1. By injecting the most cash in three years in open-market operations, China is using various tools to ensure ample liquidity without cutting banks' reserve requirement ratios (RRR), according to a UBS economist. The People's Bank of China (PBOC), the country's central bank, plans to use a variety of facilities rather than RRR cuts to ensure liquidity and stable short-term rates in the near term, UBS economist Wang Tao said in a research note. Liquidity conditions often tighten ahead of the week-long Chinese Lunar New Year holiday, which falls on Feb. 8, and the central bank usually injects large amounts of cash into the money market to keep interest rates steady.
2. Chinese brokerage firms posted big profits in 2015 boosted by easing measures from policymakers, according to the Securities Association of China (SAC). Combined net profits of 125 brokerage firms totaled 244.76 billion yuan (36.97 billion U.S. dollars) in 2015, said the SAC. In 2014, the combined net profits of 120 brokerage firms stood at 96.55 billion yuan, SAC data showed. The aggregate revenues of 125 brokerages hit 575.16 billion yuan in 2015, compared with 260.28 billion yuan posted by 120 brokerages in 2014. The benchmark Shanghai Composite Index gained 9.4 percent in 2015 despite wild fluctuations in the summer.

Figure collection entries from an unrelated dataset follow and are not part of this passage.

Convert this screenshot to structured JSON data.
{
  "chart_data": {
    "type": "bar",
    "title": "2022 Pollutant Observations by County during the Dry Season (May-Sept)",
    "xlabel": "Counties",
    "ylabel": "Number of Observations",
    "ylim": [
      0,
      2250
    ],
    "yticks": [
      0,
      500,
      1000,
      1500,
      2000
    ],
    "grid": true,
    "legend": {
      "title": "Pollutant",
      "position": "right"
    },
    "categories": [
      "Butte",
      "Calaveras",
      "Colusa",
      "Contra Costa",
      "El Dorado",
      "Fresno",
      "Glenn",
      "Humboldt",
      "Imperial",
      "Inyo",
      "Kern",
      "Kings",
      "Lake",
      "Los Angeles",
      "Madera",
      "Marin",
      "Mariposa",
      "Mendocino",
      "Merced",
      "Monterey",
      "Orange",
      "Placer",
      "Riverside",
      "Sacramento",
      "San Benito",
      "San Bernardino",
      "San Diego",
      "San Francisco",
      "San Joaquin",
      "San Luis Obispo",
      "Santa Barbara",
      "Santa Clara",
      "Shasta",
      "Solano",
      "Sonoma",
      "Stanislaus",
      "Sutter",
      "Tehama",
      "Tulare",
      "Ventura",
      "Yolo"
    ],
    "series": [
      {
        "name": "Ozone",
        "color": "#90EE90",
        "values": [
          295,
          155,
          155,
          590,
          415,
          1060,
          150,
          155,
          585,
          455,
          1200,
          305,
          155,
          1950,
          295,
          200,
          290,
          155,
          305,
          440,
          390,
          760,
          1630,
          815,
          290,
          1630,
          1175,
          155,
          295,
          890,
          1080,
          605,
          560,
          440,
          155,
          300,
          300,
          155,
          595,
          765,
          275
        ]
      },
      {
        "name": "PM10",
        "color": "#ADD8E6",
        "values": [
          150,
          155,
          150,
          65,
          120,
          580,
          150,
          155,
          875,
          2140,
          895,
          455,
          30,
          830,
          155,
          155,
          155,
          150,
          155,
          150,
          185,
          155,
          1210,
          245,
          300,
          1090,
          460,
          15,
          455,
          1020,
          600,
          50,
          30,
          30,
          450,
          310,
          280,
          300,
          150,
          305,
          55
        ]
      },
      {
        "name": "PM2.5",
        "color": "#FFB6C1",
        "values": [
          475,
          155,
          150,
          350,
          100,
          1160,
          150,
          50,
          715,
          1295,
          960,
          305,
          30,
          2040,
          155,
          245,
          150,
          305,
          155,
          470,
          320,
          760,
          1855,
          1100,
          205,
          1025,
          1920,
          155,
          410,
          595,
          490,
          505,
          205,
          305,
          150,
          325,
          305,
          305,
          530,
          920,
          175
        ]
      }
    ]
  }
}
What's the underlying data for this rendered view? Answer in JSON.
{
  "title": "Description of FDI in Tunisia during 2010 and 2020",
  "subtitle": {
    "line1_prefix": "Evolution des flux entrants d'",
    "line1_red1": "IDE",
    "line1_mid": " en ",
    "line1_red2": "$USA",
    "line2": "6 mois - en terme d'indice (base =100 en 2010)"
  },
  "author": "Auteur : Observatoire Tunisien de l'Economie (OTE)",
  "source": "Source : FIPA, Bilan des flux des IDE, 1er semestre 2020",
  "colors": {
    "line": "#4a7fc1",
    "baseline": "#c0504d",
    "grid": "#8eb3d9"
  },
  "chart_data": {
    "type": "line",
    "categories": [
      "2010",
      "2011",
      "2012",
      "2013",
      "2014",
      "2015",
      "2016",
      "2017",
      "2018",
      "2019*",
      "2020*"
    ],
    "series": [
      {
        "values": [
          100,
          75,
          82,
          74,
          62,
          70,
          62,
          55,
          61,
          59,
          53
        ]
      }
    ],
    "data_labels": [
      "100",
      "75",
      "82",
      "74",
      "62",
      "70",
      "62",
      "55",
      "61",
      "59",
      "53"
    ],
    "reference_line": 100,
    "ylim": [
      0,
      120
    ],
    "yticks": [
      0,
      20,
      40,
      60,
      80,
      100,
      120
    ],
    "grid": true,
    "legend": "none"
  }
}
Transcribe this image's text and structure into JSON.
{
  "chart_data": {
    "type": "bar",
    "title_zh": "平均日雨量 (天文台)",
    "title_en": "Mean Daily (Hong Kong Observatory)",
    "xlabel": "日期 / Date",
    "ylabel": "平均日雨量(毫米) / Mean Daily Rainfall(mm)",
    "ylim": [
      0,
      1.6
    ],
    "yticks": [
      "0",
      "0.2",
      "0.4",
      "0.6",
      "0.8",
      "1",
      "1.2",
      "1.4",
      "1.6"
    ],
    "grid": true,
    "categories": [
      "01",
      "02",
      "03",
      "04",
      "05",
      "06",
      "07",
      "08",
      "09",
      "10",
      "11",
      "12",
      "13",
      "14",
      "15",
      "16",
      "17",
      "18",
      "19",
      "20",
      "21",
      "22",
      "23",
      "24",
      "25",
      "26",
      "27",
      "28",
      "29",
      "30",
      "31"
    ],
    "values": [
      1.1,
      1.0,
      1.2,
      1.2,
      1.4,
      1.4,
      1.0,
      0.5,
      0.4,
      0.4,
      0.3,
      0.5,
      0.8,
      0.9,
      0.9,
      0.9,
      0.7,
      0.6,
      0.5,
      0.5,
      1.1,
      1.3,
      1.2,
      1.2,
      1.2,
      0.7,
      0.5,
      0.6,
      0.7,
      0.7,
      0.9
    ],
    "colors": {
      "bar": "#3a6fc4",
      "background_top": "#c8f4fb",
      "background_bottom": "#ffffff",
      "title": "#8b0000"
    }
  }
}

3. Chinese banks' loans to small businesses increased last year as government policy continued to support such firms to generate jobs and growth, the central bank said on Friday. Outstanding loans extended to small businesses in China rose by 13.9 percent year on year to 17.39 trillion yuan (2.6 trillion U.S. dollars), according to the People's Bank of China (PBOC). The pace was 2.7 and 5.3 percentage points higher than the growth rate of loans received last year by large- and mid-sized businesses. The loans to small businesses accounted for 31.2 percent of China's total loans to enterprises in 2015, up 0.8 percentage points from 2014, the PBOC said.